Why We're Giving The Firefighters A Raise
As you may have heard by now, next Monday (8/4), the City Council is scheduled to approve a new contract with our city firefighters than includes both a raise and an increase in their pension benefits.
In such a bad budget year, I’m sure this will come as a shocker to most people. After all, this new contract will cost us more than $1 million per year. And I think I know what the reaction will be:
How dare they, especially after imposing the 911 fee?
They should be cutting spending, not increasing it! No wonder they need all that fee money!
The firefighters’ pensions are already pretty cushy!
It’s just payback to the firefighters union for campaign contributions!
All fair comments. But there are very good reasons why we are giving the firefighters a better deal – even in a bad budget year when we increased fees on lot of other things.
Most people think we’re just cutting the budget. But we’re doing more than that. At the same time that we are restraining spending, we’re also reprioritizing how the money is spent, so it goes to higher-priority items.
And the Fire Department is a high priority – one that is at risk if we don’t improve the compensation package. No matter what I or anybody else thinks about how good our firefighters have it, we’ve fallen far behind Ventura County, Oxnard, and Santa Barbara in both pay and pensions. In dealing with the future of our Fire Department, we have three choices:
-- Pay through the nose to merge with Ventura County Fire. Because the County pays better than the City does – and because they have no motivation to merge except on their terms – this would cost a fortune. The Fire Department currently costs us $20 million a year. Merging with County Fire would probably cost us $30 million a year.
-- Resign ourselves to being a “farm team”. We could not improve the compensation package – or we could even cut the pensions and salaries – but the net result would be a much lower-quality department. We might have to give up the requirement that firefighters be emergency medical technicians; and we’d probably lose most of our promising recruits to the county after a couple of years. In other words, our city firefighters would be younger and greener, kind of the like the ambulance technicians in town.
-- Invest some money in improving compensation in order to stay competitive. We don’t have to gold-plate our Fire Department to compete with the County. People like working for our Fire Department. All we have to do invest enough money that good people come to work for us and then stay. That’s what we’re trying to do with this new contract.
Earlier this year, we made a deliberate decision not to simply cut the budget across the board. We decided we were not going to sacrifice our goal of raising salaries and benefits in key areas where we knew we were far behind. Instead, we identified things the City couldn’t justify spending money on and eliminated those instead.
In other words, part of the reason we worked so hard to cut the budget this year was that we would have enough money for high-priority items like firefighter salaries.

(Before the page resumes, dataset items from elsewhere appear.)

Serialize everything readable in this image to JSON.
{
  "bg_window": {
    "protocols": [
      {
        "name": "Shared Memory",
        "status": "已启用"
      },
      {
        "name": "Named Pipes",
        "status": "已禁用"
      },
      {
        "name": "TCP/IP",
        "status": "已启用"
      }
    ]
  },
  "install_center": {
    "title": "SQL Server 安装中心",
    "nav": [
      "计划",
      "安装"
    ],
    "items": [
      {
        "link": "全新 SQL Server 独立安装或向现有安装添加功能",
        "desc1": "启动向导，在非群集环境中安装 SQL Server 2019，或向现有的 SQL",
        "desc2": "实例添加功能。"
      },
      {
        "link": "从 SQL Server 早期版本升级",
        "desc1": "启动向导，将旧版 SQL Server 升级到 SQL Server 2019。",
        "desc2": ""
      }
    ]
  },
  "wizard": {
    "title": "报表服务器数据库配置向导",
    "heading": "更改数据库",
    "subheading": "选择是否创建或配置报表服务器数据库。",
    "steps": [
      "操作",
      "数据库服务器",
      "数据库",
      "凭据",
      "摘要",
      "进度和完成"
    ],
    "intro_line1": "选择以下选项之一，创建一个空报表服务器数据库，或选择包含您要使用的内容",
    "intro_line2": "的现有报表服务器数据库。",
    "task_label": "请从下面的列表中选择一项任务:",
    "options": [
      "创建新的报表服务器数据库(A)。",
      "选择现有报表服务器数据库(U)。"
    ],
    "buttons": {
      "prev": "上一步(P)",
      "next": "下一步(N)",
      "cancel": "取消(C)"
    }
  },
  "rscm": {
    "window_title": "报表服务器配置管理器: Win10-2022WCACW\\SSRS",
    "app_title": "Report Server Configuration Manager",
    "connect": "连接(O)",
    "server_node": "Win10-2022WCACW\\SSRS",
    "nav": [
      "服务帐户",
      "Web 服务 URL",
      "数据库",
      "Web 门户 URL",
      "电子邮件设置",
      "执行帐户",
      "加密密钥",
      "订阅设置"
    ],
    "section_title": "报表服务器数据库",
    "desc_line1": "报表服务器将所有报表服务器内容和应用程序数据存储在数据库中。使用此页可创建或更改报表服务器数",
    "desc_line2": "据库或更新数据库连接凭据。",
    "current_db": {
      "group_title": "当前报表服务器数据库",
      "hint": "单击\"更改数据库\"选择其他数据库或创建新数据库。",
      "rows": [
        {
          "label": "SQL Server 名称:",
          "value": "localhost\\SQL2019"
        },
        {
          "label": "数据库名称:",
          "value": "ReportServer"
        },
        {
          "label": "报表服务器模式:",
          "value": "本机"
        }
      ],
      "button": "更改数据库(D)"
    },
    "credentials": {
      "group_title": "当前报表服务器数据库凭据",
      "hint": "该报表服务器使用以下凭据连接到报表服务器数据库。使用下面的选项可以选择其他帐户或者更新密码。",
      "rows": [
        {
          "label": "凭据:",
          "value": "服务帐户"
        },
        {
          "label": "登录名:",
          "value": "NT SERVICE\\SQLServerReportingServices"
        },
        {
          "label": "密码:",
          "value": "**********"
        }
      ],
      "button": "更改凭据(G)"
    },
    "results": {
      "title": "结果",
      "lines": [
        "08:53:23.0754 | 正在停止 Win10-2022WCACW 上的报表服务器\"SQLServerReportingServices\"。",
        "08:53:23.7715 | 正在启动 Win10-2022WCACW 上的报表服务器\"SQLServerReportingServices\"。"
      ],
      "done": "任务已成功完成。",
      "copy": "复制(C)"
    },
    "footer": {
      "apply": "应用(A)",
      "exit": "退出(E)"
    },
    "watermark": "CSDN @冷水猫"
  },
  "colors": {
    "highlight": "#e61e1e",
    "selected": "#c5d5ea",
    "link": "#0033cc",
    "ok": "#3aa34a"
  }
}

Also – and I know a lot of people won’t believe me when I say this – we’re not using the 911 fee money to give the firefighters a raise. That money is reserved for hiring additional police officers and firefighters so that we cut reduce the response times to 911 calls. We didn’t even include the 911 money in the 2008-2009 budget. The money that we are using to provide the firefighters with a new contract is coming out of the money we already have – the increases in property tax revenue that we have obtained over the last year, plus the money we cut from other programs.
I wish all this were easier to accomplish, but it’s not. Remember that since I took office, we’ve faced a series of fiscal challenges.
First, we had to erase a $9 million budget deficit dating back to the 2003-04 fiscal year. We set a goal of balancing the budget in three years, then did it in two. And we’ve made tough cuts this year to keep the budget balanced even as our actual revenue has gone down.
Second, we had to add police officers and firefighters without the benefit of the sales tax revenue from Measure P6, which failed (with 62% of the vote!) in 2006. We used all of our 2007-08 property tax revenue growth to add the first group of officers. And we will use the 911 fee revenue to add many more, focusing on increasing response time.
We’re not out of the woods yet. It’ll be a while before the economy turns around, and we’re likely to see one or two more years of stagnant revenue in the meantime. And we all know that we have to work hard to get more revenue – especially more sales tax revenue – in order to stay competitive. That’s why we’re working so hard on downtown, on trying to bring retail back to the north end of the Pacific View Mall, on adding auto dealers at the auto center, and on targeting specific retailers we want like Best Buy.
But I’m proud of what we’ve done. I think we have our priorities straight – balance budget and have an outstanding public safety force – and I hope we can stay competitive in the future.